Testimony of Light describes the mechanism: The soul’s inner state, forged by actions and choices, determines its vibrational resonance and thus the realm it naturally inhabits. The ‘planes’ are like different sides of the “chasm,” differentiated by the spiritual density or lightness of their inhabitants.
Both suggest that the afterlife is not arbitrary. It is, in a fundamental sense, a consequence. A consequence of the love we cultivated or neglected, the compassion we showed or withheld, the selfishness we indulged or overcame, the awareness we sought or ignored.
For everyone, this shared perspective offers a powerful call to self-reflection:
If how we live now shapes what comes next, how are we living?
Are we building a character of light, compassion, and integrity, or one of darkness, indifference, and self-concern?
The “great chasm” isn’t just a biblical image; it can be seen as the potentially vast and fixed difference between the states of being cultivated by radically different ways of life on Earth.

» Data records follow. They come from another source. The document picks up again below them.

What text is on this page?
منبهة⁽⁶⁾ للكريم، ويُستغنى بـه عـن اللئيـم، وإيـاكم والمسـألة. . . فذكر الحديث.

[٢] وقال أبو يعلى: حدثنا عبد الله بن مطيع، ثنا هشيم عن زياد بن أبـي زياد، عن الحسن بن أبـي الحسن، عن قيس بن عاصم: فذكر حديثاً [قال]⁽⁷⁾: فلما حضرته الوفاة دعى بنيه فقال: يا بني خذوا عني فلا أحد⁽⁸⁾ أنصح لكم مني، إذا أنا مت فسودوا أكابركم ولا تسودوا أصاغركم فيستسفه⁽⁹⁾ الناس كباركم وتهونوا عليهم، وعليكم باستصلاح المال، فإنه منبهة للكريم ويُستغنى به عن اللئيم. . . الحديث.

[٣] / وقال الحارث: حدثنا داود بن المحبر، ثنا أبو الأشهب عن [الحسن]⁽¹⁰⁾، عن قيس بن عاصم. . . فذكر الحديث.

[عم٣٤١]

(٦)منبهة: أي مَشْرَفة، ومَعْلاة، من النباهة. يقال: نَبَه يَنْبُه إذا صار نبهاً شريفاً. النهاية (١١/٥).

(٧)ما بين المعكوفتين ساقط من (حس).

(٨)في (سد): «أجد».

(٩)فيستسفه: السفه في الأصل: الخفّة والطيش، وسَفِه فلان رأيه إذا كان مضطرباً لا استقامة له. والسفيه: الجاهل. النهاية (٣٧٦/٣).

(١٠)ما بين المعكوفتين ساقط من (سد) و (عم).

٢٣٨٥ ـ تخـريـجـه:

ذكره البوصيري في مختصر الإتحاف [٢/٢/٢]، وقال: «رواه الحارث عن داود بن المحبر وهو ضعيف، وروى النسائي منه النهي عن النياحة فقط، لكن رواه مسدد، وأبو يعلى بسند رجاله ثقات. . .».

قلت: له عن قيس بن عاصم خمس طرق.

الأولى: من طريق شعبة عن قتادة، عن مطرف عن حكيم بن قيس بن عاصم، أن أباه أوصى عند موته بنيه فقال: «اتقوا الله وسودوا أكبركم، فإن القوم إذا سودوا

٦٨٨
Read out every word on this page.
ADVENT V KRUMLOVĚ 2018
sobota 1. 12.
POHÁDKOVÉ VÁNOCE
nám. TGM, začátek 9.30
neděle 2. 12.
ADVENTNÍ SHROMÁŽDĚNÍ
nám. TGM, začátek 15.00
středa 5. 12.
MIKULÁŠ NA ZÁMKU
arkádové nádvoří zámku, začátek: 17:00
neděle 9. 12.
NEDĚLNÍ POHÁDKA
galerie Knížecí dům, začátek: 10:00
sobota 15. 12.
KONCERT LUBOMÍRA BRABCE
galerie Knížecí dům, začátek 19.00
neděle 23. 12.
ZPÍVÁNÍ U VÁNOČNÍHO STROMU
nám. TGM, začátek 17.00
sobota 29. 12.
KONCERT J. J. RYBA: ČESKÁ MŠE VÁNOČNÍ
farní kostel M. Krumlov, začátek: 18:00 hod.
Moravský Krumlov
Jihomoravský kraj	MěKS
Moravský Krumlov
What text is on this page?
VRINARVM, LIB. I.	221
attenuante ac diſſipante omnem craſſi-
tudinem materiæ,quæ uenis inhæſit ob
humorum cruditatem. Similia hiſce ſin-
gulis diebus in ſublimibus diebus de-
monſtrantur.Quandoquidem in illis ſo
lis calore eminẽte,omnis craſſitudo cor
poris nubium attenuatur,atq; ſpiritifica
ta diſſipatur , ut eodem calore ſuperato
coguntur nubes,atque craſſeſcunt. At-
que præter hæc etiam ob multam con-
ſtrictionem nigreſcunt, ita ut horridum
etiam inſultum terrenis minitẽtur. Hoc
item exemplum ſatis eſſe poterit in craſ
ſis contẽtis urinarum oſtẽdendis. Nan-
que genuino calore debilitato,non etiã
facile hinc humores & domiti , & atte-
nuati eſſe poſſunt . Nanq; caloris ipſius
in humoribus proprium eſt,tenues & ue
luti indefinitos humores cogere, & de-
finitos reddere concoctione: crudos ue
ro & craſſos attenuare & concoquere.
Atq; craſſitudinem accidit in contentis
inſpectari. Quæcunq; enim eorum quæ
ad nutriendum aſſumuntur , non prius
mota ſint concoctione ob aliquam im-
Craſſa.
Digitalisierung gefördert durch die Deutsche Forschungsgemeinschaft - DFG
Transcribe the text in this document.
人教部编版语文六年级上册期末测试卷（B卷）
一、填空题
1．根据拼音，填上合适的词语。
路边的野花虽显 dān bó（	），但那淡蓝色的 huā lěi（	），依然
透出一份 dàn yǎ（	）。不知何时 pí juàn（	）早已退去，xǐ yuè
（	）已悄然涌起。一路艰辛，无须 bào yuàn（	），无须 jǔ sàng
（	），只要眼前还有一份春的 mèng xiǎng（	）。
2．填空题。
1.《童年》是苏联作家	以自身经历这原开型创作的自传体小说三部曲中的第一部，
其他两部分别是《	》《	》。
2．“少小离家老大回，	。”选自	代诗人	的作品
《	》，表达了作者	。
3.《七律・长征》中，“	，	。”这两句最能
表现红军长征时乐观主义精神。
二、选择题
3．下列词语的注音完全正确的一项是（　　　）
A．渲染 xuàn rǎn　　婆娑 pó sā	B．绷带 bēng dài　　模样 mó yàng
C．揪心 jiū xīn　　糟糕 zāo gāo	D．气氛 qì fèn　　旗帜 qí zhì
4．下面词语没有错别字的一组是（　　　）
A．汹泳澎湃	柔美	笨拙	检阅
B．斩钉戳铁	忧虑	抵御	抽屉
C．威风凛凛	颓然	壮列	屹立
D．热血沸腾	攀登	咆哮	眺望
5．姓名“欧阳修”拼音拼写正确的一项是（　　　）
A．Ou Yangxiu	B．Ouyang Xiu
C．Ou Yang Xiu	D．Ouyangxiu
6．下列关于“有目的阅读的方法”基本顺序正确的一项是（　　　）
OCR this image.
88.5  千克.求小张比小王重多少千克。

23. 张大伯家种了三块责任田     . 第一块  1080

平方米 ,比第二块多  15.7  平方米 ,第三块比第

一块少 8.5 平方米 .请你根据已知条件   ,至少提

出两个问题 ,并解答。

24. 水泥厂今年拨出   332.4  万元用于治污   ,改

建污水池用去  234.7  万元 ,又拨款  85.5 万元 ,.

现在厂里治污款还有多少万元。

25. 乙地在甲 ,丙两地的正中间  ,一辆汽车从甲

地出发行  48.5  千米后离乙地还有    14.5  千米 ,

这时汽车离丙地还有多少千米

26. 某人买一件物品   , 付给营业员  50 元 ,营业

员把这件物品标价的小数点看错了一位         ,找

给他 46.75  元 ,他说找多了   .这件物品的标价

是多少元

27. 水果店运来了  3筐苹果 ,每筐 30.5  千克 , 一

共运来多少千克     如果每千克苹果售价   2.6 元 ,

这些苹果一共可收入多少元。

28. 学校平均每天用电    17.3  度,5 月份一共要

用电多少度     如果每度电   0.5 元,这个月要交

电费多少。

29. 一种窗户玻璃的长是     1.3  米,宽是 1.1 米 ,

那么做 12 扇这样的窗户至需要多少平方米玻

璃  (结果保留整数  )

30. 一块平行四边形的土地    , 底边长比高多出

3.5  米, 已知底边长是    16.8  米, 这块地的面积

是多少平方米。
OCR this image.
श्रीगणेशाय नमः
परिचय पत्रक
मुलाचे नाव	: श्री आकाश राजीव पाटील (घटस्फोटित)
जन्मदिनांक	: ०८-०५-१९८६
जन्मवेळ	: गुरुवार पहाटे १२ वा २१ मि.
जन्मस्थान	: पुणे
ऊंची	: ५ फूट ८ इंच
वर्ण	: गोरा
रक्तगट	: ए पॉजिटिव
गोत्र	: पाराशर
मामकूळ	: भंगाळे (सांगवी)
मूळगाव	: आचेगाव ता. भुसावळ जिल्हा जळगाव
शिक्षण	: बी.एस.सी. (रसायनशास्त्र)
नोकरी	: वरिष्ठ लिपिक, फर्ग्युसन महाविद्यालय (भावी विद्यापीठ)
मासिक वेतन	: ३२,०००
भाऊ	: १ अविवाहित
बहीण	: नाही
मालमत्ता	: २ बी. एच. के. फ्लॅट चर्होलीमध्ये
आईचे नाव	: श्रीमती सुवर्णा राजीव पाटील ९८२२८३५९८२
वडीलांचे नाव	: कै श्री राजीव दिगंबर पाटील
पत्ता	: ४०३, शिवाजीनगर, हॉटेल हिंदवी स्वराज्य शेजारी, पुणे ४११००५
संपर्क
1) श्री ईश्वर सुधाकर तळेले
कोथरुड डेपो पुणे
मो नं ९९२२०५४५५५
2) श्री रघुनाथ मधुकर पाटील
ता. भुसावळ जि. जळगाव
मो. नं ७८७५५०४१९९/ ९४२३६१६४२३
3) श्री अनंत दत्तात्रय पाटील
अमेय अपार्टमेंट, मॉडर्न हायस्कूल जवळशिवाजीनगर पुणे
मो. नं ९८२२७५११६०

Whether one views the afterlife through the lens of divine judgement, spiritual evolution, or simply as a profound mystery, the convergence of ideas from sources like Luke 16:26 and Testimony of Light underscores a compelling notion: the life we are building here, through our character and actions, is the most significant preparation for whatever lies beyond. The chasm, in essence, is the ultimate reflection of the path we chose to walk.